Wednesday, August 31, 2016

"Hallowed" a poem by Jess Coffman

I awoke as if from some terribly sad dream, 
that I couldn't yet remember.
My hand went straight to my heart atop the hollow space inside.
My chest feeling like the rind of a melon, 
As if something ripe and sustaining, and juicy, 
had been scooped out and harvested. 
The fruit of my joy, ripened, dug out, slurped and satisfying.

My arms rounded in a hug, but no one was there,
And it surprised me because usually I don't feel this loss in real time.
I look out my window, to see the fog hovering over the blonde grasses, 
and deeply green trees, 
in quiet exquisite beauty.
And it all feels a little like a photograph that I can't step into. 
Or maybe that I don't want to step into, alone.

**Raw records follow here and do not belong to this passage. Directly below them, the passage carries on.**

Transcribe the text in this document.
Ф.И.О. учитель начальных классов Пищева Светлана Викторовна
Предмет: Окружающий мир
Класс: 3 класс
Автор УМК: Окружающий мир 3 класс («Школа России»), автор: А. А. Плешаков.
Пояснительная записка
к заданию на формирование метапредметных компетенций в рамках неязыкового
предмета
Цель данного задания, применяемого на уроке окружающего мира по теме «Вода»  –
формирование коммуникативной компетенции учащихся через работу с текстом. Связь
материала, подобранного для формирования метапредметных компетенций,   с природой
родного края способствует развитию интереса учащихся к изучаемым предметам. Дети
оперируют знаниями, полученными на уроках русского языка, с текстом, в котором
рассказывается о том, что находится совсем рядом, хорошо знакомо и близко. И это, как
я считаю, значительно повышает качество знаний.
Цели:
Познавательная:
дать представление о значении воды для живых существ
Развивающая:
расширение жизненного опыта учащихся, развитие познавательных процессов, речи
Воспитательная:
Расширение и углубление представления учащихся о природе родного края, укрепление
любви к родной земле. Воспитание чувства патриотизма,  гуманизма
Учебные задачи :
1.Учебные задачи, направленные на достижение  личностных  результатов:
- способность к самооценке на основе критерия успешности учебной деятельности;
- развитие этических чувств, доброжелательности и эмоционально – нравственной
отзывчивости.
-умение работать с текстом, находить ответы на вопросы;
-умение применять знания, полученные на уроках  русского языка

Beauty will always be beautiful, but what good is it, 

if you can't draw someone you love into it? 
If you can't marvel at creation with the same loving eyes? 
With the same open heart?

I missed you even before you were gone. 

I could feel the tightening of my heart strings, 
stretching as you drove away. 
Knowing they would eventually snap, 
as they wound tighter and tighter with the distance. 
I winced in melancholy anticipation.
Though I knew it was coming, it would hit me unexpectedly.
The tiny "ping" of the snap, would be so far in the distance, 
but I would still hear it profoundly, in my gut. 
And I'd once again be faced with reality. 
Connection severed.
Heart weary and exhausted from trying to hold on in the distance.
Hollowed.

I am left alone with my love for you. 
With my hope for you.
Your presence in my story has been precious.
Your performance, brilliant. 
What grand beauty, authenticity of spirit, pain and triumph.
Your beauty untainted, though never perfect, 
Just as it should be.
And I know I should be grateful 
for taking the risk of loving you this much, 
And feeling this much loss.

Today somehow,
despite the tightening, 
and under the wistful fog,
It feels like its the first day of my new life.
A rebirth from what I knew myself to be before you.
I've been refined by our fire, 
smoothed and sleek.  
Edges heated with love, softened and reset.
Hollowed and yet somehow
Restored.

JESS COFFMAN



I want to dedicate "Hallowed," to my beautiful friends that I made, while performing in the show "Dance The Night Away," with Transcendence Theatre Company. I have been blessed several times, in getting the chance to work with Transcendence, and though I have loved all of my casts, these friends were the most unique and colorful colors in the crayon box. The people who were brought together to perform in "Dance the Night Away," were an exquisite combination of talent, humor, courage, wildness and an abundant understanding of love. We were an extremely successful team of performers. We shared our joys with each other on and offstage, and radiated that love and joy to our audiences. Thank-you to each individual team member, who not only had my back, but my heart, soul and mind. "Hallowed," is just one of 3 poems that I wrote, the morning after you left. Thank-you for the inspiration. 

Glitter, Thriller and love,

Your Jess

p.s. If you are needing a moment to refocus your energy or calm your body, take 4 deep breaths. Breathe in "I have all my life to life," and breathe out "I have all my love to give." You will not only survive...you'll keep on survivin.' Button.